I then looked for shortcuts. I went to a climbing gym, thinking a random night of bouldering would get me closer to a Spiderman physique (it did not). I went to CrossFit for a month, thinking it would transform me with some kind of natural steroids (I only got debilitating soreness). I dabbled in a little bit of everything, not realizing until much, much later in life that everything generally works, but the only things that truly work are the ones you are consistent with (a very annoying truth). So I futzed around a lot, fooling myself of progress over and over again. It wasn’t until I read Tim Ferris’ 4-Hour Body, a book full of ideas for the shortcut-minded like myself, that I stumbled upon something that didn’t necessarily make me any leaner, but made me feel far more efficient: Total Immersion.

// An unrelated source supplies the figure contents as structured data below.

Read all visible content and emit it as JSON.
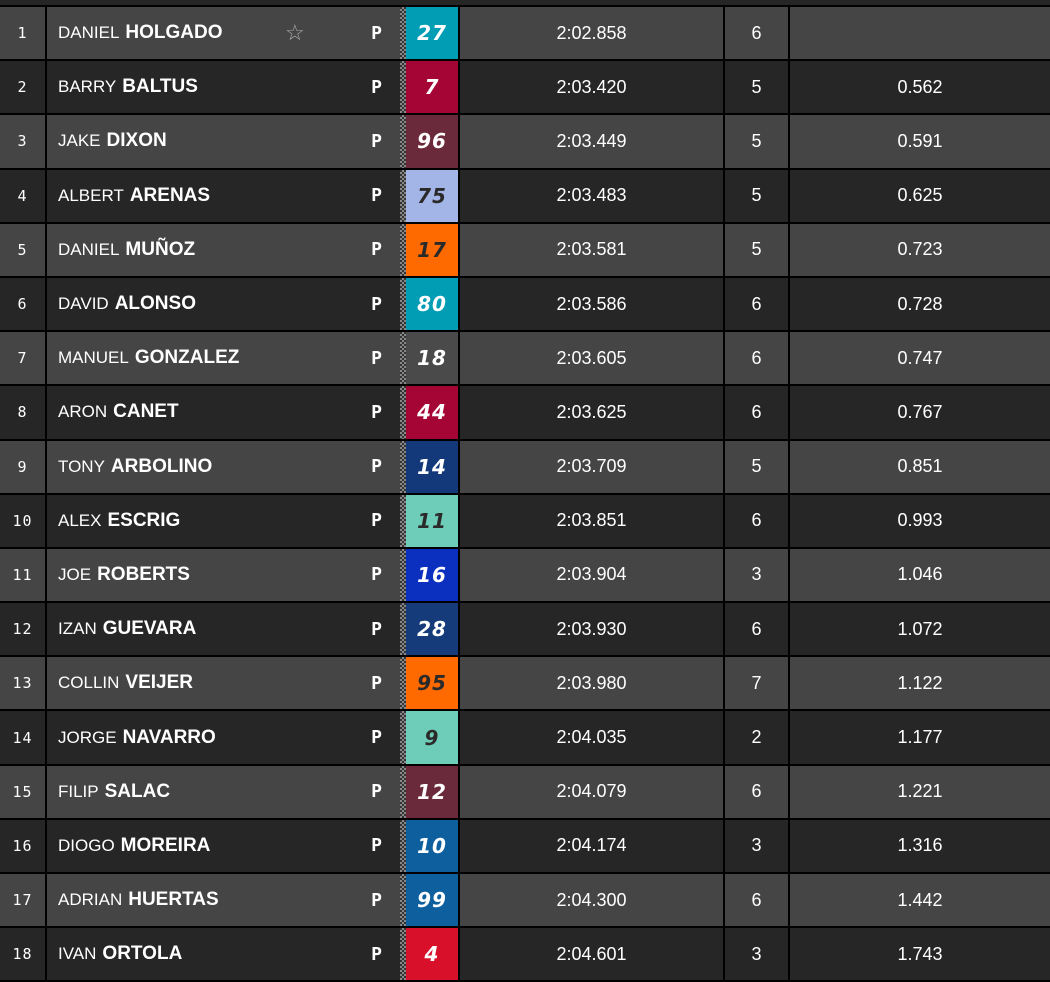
{
  "riders": [
    {
      "pos": "1",
      "first": "DANIEL",
      "last": "HOLGADO",
      "favorite": true,
      "tyre": "P",
      "number": "27",
      "color": "#009db5",
      "text": "#ffffff",
      "time": "2:02.858",
      "laps": "6",
      "gap": ""
    },
    {
      "pos": "2",
      "first": "BARRY",
      "last": "BALTUS",
      "tyre": "P",
      "number": "7",
      "color": "#a50535",
      "text": "#ffffff",
      "time": "2:03.420",
      "laps": "5",
      "gap": "0.562"
    },
    {
      "pos": "3",
      "first": "JAKE",
      "last": "DIXON",
      "tyre": "P",
      "number": "96",
      "color": "#6b2a3c",
      "text": "#ffffff",
      "time": "2:03.449",
      "laps": "5",
      "gap": "0.591"
    },
    {
      "pos": "4",
      "first": "ALBERT",
      "last": "ARENAS",
      "tyre": "P",
      "number": "75",
      "color": "#a3b5e6",
      "text": "#2a2a2a",
      "time": "2:03.483",
      "laps": "5",
      "gap": "0.625"
    },
    {
      "pos": "5",
      "first": "DANIEL",
      "last": "MUÑOZ",
      "tyre": "P",
      "number": "17",
      "color": "#ff6a00",
      "text": "#2a2a2a",
      "time": "2:03.581",
      "laps": "5",
      "gap": "0.723"
    },
    {
      "pos": "6",
      "first": "DAVID",
      "last": "ALONSO",
      "tyre": "P",
      "number": "80",
      "color": "#009db5",
      "text": "#ffffff",
      "time": "2:03.586",
      "laps": "6",
      "gap": "0.728"
    },
    {
      "pos": "7",
      "first": "MANUEL",
      "last": "GONZALEZ",
      "tyre": "P",
      "number": "18",
      "color": "#4a4a4a",
      "text": "#ffffff",
      "time": "2:03.605",
      "laps": "6",
      "gap": "0.747"
    },
    {
      "pos": "8",
      "first": "ARON",
      "last": "CANET",
      "tyre": "P",
      "number": "44",
      "color": "#a50535",
      "text": "#ffffff",
      "time": "2:03.625",
      "laps": "6",
      "gap": "0.767"
    },
    {
      "pos": "9",
      "first": "TONY",
      "last": "ARBOLINO",
      "tyre": "P",
      "number": "14",
      "color": "#13397a",
      "text": "#ffffff",
      "time": "2:03.709",
      "laps": "5",
      "gap": "0.851"
    },
    {
      "pos": "10",
      "first": "ALEX",
      "last": "ESCRIG",
      "tyre": "P",
      "number": "11",
      "color": "#6dcdb8",
      "text": "#2a2a2a",
      "time": "2:03.851",
      "laps": "6",
      "gap": "0.993"
    },
    {
      "pos": "11",
      "first": "JOE",
      "last": "ROBERTS",
      "tyre": "P",
      "number": "16",
      "color": "#0b2fbe",
      "text": "#ffffff",
      "time": "2:03.904",
      "laps": "3",
      "gap": "1.046"
    },
    {
      "pos": "12",
      "first": "IZAN",
      "last": "GUEVARA",
      "tyre": "P",
      "number": "28",
      "color": "#153b7a",
      "text": "#ffffff",
      "time": "2:03.930",
      "laps": "6",
      "gap": "1.072"
    },
    {
      "pos": "13",
      "first": "COLLIN",
      "last": "VEIJER",
      "tyre": "P",
      "number": "95",
      "color": "#ff6a00",
      "text": "#2a2a2a",
      "time": "2:03.980",
      "laps": "7",
      "gap": "1.122"
    },
    {
      "pos": "14",
      "first": "JORGE",
      "last": "NAVARRO",
      "tyre": "P",
      "number": "9",
      "color": "#6dcdb8",
      "text": "#2a2a2a",
      "time": "2:04.035",
      "laps": "2",
      "gap": "1.177"
    },
    {
      "pos": "15",
      "first": "FILIP",
      "last": "SALAC",
      "tyre": "P",
      "number": "12",
      "color": "#6b2a3c",
      "text": "#ffffff",
      "time": "2:04.079",
      "laps": "6",
      "gap": "1.221"
    },
    {
      "pos": "16",
      "first": "DIOGO",
      "last": "MOREIRA",
      "tyre": "P",
      "number": "10",
      "color": "#0d5f9e",
      "text": "#ffffff",
      "time": "2:04.174",
      "laps": "3",
      "gap": "1.316"
    },
    {
      "pos": "17",
      "first": "ADRIAN",
      "last": "HUERTAS",
      "tyre": "P",
      "number": "99",
      "color": "#0d5f9e",
      "text": "#ffffff",
      "time": "2:04.300",
      "laps": "6",
      "gap": "1.442"
    },
    {
      "pos": "18",
      "first": "IVAN",
      "last": "ORTOLA",
      "tyre": "P",
      "number": "4",
      "color": "#d8102a",
      "text": "#ffffff",
      "time": "2:04.601",
      "laps": "3",
      "gap": "1.743"
    }
  ]
}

The gist of the program, developed by Terry McLaughlin, is that your aim should always be to be as efficient a swimming vessel as possible. You’re not generating power. You’re making yourself as sleek and aerodynamic as possible so that there’s little power needed. This is how you go far. This is how you do laps upon laps and somehow emerge energized rather than exhausted. It feels counterintuitive, like something a sloth would come up with. Like someone was going to eventually tell me to just lay and float in the water because we’re all gonna die anyways.

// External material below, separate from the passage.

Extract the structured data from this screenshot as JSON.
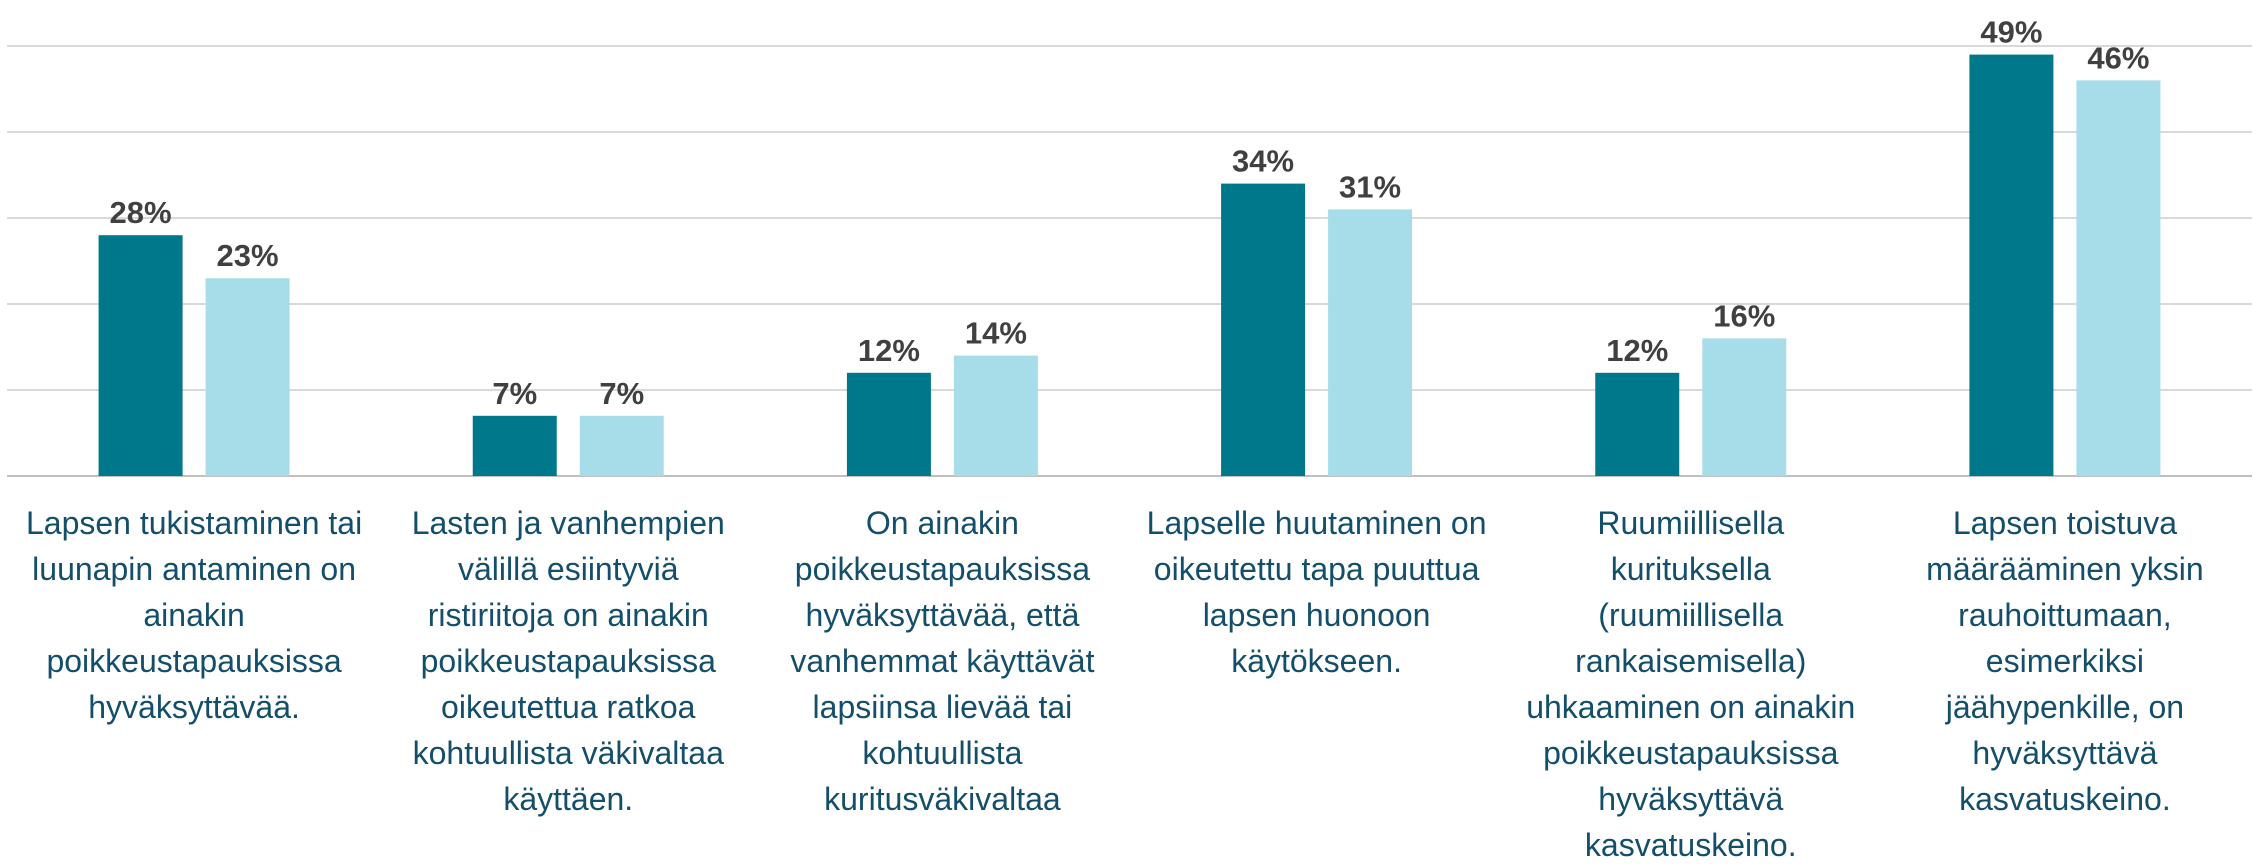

But after I got over my initial skepticism, I gave it a shot. And I learned very quickly why my swimming took so much out of me; why I’d feel my muscles working, but in a way that felt deeply inefficient. For most of my life, my body was not balanced in the water. My feet would often sink behind me, creating more drag, and I’d have to madly pull with my arms, stroke after stroke, only able to complete a lap or two at a time before stopping. With Total Immersion, I learned to reach for the floor of the pool. Again, it felt counterintuitive, but it miraculously evened out my body and the slightest, gentlest strokes suddenly had me moving with the steady, seamless pace of a shark through the water. It felt like a magic trick. It still does.
Nowhere else do I feel as efficient a vessel as the pool. No matter how many creaks or aches I may have in my body, there’s always the chance to glide with a grace I can’t find elsewhere. There’s just something special about holding your arms together between your ears, looking down, and pushing off the wall as you cut through the water with frictionless motion. You soar over the bottom of the pool like an aquatic ghost. Whenever I would swim at the local YMCA, I’d look at the lanes next to me and see people of all shapes and sizes doing their own thing. There would always be someone who looked a little beaten down by life, who found a kind of cathartic, necessary relief in a place that did not punish them for the things they did or did not do. Here, they could float. They could glide. They could dream of smoother journeys and healthier futures. They could just be.
And that’s the thing. So much of efficiency comes from not fighting the environment, but moving smoothly with it. Through recognizing when you’re doing too much and thinking about how you can be like Terry McLaughlin, gliding through the water, free as an underwater bird, always searching while always feeling at home.